Música da semana #3

Esta semana, os ex-colegas de Raimundos Digão e Rodolfo se reconciliaram, depois de quase 20 anos brigados, após a saída repentina de Rodolfo do grupo. As reconciliações serão extremamente fáceis se alguém der o primeiro passo.

Música

Bonita

 

Autoria

Rodolfo.

 

Melhor verso

De olho fechado, eu mordo forte, ela nem sente.

 

Meus dois centavos

Esta semana, Digão, atual vocalista da minha banda preferida, o Raimundos, e Rodolfo, ex-vocalista do grupo, juntaram-se virtualmente para dizer que haviam feito as pazes depois de quase 20 anos separados e brigados. Dois amigos de infância, que cresceram juntos e juntos iniciaram uma das maiores bandas do rock nacional, voltaram a se falar 20 anos depois da contenciosa separação da banda, no auge de seu sucesso.

Preparando-me para escrever este texto, encontrei uma entrevista com Rodolfo no late show de Danilo Gentili, que foi ao ar esta terça-feira. Eu estava feliz com a reconciliação dos dois, não só por ser fã do Raimundos, mas por achar bonita a estória de dois amigos fazendo as pazes. Mas a entrevista me deixou de queixo caído: Rodolfo fala com muita lucidez e amor de seu passado no Raimundos e de sua nova vida, reconhece os erros que cometeu em relação aos ex-colegas de banda, cita sua boa relação com Chorão e dá exemplo atrás de exemplo de como é um grande homem.

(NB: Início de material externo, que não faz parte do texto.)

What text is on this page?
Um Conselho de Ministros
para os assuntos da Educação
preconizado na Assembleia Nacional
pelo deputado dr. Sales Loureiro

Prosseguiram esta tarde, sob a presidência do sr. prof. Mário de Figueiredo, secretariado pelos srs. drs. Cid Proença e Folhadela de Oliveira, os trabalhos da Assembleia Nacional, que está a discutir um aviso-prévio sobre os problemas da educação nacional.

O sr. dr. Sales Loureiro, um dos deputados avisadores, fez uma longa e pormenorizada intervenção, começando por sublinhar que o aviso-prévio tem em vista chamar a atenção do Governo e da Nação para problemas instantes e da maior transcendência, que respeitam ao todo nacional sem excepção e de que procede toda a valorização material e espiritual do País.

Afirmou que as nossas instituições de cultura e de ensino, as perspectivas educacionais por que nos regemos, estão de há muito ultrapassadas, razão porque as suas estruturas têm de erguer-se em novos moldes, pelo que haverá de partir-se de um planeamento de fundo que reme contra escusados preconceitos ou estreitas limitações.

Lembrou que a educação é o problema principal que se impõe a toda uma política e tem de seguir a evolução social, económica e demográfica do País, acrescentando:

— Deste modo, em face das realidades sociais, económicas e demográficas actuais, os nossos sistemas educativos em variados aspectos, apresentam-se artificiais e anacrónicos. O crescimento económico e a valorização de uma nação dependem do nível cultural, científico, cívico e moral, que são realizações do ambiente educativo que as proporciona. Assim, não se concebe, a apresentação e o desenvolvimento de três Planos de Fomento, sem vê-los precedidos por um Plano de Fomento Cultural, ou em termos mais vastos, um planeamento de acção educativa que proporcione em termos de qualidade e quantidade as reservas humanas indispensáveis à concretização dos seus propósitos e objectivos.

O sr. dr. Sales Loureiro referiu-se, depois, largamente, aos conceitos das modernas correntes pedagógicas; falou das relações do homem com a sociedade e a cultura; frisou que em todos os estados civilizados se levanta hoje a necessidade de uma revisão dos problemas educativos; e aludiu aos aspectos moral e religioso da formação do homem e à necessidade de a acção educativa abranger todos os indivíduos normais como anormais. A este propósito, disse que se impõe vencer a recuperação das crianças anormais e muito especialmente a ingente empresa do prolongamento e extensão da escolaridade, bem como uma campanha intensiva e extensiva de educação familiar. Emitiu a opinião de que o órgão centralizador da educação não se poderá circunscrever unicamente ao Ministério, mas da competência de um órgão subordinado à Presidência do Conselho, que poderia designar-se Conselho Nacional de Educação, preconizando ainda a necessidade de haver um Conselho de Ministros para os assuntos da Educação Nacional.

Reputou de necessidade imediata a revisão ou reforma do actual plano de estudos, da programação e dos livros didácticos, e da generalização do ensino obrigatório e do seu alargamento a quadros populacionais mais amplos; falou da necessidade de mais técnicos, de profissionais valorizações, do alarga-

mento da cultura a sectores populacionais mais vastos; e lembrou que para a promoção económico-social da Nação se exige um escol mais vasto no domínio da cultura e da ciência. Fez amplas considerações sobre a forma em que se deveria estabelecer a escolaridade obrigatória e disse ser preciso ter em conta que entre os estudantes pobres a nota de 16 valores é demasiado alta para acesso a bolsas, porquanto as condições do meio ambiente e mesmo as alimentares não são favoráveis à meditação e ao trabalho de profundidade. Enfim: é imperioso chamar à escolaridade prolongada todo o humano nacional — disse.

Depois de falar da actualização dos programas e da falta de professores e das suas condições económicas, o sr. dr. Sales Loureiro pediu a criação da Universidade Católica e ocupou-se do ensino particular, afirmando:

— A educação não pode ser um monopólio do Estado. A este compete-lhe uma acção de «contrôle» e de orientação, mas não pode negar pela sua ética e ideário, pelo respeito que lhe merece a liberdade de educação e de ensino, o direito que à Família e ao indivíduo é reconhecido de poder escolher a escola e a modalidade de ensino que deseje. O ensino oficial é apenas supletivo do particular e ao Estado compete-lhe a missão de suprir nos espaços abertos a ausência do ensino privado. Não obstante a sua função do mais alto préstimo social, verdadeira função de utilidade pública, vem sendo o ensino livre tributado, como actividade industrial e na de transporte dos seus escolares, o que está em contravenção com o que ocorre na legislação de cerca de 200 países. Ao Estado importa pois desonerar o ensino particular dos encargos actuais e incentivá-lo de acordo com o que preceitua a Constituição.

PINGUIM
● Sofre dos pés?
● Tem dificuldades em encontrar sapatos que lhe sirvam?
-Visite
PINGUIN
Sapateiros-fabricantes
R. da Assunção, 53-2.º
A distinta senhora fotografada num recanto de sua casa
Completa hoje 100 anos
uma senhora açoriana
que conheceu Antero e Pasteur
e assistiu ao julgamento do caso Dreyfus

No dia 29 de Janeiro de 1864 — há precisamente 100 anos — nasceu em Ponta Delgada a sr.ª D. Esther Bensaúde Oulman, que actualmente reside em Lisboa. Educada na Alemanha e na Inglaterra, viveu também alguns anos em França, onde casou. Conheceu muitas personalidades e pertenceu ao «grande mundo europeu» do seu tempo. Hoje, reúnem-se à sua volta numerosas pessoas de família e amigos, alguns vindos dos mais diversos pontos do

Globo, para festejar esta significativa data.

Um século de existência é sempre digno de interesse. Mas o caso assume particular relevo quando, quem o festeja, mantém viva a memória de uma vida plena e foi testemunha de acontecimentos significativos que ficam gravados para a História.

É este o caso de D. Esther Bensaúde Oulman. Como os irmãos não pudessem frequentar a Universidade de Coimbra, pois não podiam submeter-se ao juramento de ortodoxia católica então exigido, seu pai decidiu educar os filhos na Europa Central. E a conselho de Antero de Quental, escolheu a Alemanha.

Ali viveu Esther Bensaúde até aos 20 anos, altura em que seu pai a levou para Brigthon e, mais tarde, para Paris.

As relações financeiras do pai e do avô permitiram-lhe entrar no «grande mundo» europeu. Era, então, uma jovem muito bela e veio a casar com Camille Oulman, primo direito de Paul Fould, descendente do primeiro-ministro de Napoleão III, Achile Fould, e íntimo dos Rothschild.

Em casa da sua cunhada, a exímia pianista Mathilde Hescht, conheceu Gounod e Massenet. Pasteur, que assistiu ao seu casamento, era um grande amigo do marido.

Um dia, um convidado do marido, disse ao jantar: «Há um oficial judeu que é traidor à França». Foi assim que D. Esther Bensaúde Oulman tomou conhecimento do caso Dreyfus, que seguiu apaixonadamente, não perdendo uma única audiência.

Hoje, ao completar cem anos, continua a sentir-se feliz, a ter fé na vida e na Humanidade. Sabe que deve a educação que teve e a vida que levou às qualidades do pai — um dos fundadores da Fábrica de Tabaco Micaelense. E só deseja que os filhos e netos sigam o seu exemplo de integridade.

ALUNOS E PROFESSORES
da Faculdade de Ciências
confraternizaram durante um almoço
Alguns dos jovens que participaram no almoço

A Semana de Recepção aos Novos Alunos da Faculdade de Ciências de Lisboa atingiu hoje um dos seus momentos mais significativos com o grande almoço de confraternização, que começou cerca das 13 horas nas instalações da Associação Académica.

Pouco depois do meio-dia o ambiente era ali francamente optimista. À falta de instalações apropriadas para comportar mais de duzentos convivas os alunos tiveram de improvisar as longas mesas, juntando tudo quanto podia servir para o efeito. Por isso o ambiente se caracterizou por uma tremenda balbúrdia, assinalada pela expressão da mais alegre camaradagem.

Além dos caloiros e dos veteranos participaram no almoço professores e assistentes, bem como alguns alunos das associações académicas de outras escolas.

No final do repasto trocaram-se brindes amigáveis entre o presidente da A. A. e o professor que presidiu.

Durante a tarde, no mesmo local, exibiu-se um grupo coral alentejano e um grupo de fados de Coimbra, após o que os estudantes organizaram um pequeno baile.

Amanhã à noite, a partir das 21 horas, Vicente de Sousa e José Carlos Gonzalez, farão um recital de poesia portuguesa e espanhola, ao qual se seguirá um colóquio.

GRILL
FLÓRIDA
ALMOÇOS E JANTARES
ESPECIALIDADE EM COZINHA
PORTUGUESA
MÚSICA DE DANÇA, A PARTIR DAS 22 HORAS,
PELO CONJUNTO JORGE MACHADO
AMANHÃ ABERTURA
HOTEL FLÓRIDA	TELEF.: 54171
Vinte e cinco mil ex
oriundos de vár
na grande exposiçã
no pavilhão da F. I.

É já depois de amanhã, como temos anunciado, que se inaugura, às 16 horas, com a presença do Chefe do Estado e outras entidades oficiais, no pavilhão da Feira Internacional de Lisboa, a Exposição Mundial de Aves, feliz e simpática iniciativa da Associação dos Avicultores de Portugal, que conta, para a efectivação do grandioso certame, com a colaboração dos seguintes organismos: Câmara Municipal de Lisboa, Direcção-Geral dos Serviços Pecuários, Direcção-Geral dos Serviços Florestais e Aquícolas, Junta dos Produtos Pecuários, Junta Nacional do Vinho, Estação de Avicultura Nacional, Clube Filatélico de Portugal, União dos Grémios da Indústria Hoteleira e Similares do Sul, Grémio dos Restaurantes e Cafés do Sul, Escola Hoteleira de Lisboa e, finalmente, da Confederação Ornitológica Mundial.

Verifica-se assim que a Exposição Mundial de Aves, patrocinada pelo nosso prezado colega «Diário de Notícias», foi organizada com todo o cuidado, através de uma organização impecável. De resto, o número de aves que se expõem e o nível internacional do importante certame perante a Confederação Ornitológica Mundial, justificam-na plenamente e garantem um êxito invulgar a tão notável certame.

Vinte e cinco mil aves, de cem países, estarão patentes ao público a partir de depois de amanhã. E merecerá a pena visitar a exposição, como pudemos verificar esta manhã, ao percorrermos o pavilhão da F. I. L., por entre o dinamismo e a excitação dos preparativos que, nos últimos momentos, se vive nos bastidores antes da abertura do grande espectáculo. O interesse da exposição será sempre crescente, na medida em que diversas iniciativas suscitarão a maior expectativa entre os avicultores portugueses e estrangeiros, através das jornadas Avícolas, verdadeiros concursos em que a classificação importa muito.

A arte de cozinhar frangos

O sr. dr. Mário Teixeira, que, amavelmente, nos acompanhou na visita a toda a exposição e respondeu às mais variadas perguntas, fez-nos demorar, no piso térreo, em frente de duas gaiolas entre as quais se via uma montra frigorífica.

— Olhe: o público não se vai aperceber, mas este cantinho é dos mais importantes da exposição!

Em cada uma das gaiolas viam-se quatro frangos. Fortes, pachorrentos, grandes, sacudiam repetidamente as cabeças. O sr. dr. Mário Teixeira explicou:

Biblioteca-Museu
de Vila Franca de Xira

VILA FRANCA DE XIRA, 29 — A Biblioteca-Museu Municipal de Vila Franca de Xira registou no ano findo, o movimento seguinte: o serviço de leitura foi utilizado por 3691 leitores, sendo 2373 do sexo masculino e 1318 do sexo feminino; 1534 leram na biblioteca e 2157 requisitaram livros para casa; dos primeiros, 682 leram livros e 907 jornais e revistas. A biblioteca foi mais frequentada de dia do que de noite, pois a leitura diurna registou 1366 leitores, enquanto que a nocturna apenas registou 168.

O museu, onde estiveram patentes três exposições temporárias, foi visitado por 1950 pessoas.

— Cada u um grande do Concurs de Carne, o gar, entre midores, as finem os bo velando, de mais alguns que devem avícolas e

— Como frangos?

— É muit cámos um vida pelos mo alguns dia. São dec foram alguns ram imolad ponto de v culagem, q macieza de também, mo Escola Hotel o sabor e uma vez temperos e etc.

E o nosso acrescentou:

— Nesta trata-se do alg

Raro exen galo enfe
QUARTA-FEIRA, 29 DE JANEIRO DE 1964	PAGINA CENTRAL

Os fãs do Raimundos realmente ficam ressentidos pela saída repentina e inexplicada de Rodolfo. A banda estava no auge do sucesso, em um lugar onde todos queriam estar, muito poucos já haviam estado, e era fácil cair de lá. A saída de Rodolfo foi um golpe forte no grupo, que nunca voltou aos níveis de sucesso da época. Se os fãs ficaram ressentidos, imagine os colegas de banda: eles se sentiram literalmente traídos.

Alguns dias atrás, Bessanger, primo do pai de Rodolfo e figura célebre na história da banda, adoeceu e morreu. Este parece ter sido o gatilho para a reaproximação de Digão e Rodolfo. Bessanger é um dos primos de Rodolfo que parecem na canção Puteiro em João Pessoa, que conta a iniciação sexual do ex-Raimundos, sob a tutela de dois primos: “a vida me presenteou com dois primos já marmanjos, o muito justo era o Augusto, o safado era o Bessanger”.

A música da semana que faria mais sentido talvez fosse Puteiro em João Pessoa, mas é uma canção que tem pouco a ver com a nova vida de Rodolfo. Dificilmente qualquer música do Raimundos não tem baixaria e palavrão, mas essa é escancarada demais. Escolhi, então, uma das músicas mais românticas da era Rodolfo do Raimundos, do álbum Lapadas do Povo.

***

Algumas frases de Rodolfo na entrevista me marcaram:

As reconciliações serão extremamente fáceis, se alguém der o primeiro passo.

Vocês notaram a referência ao Jota Quest? Brincadeira, hehehe.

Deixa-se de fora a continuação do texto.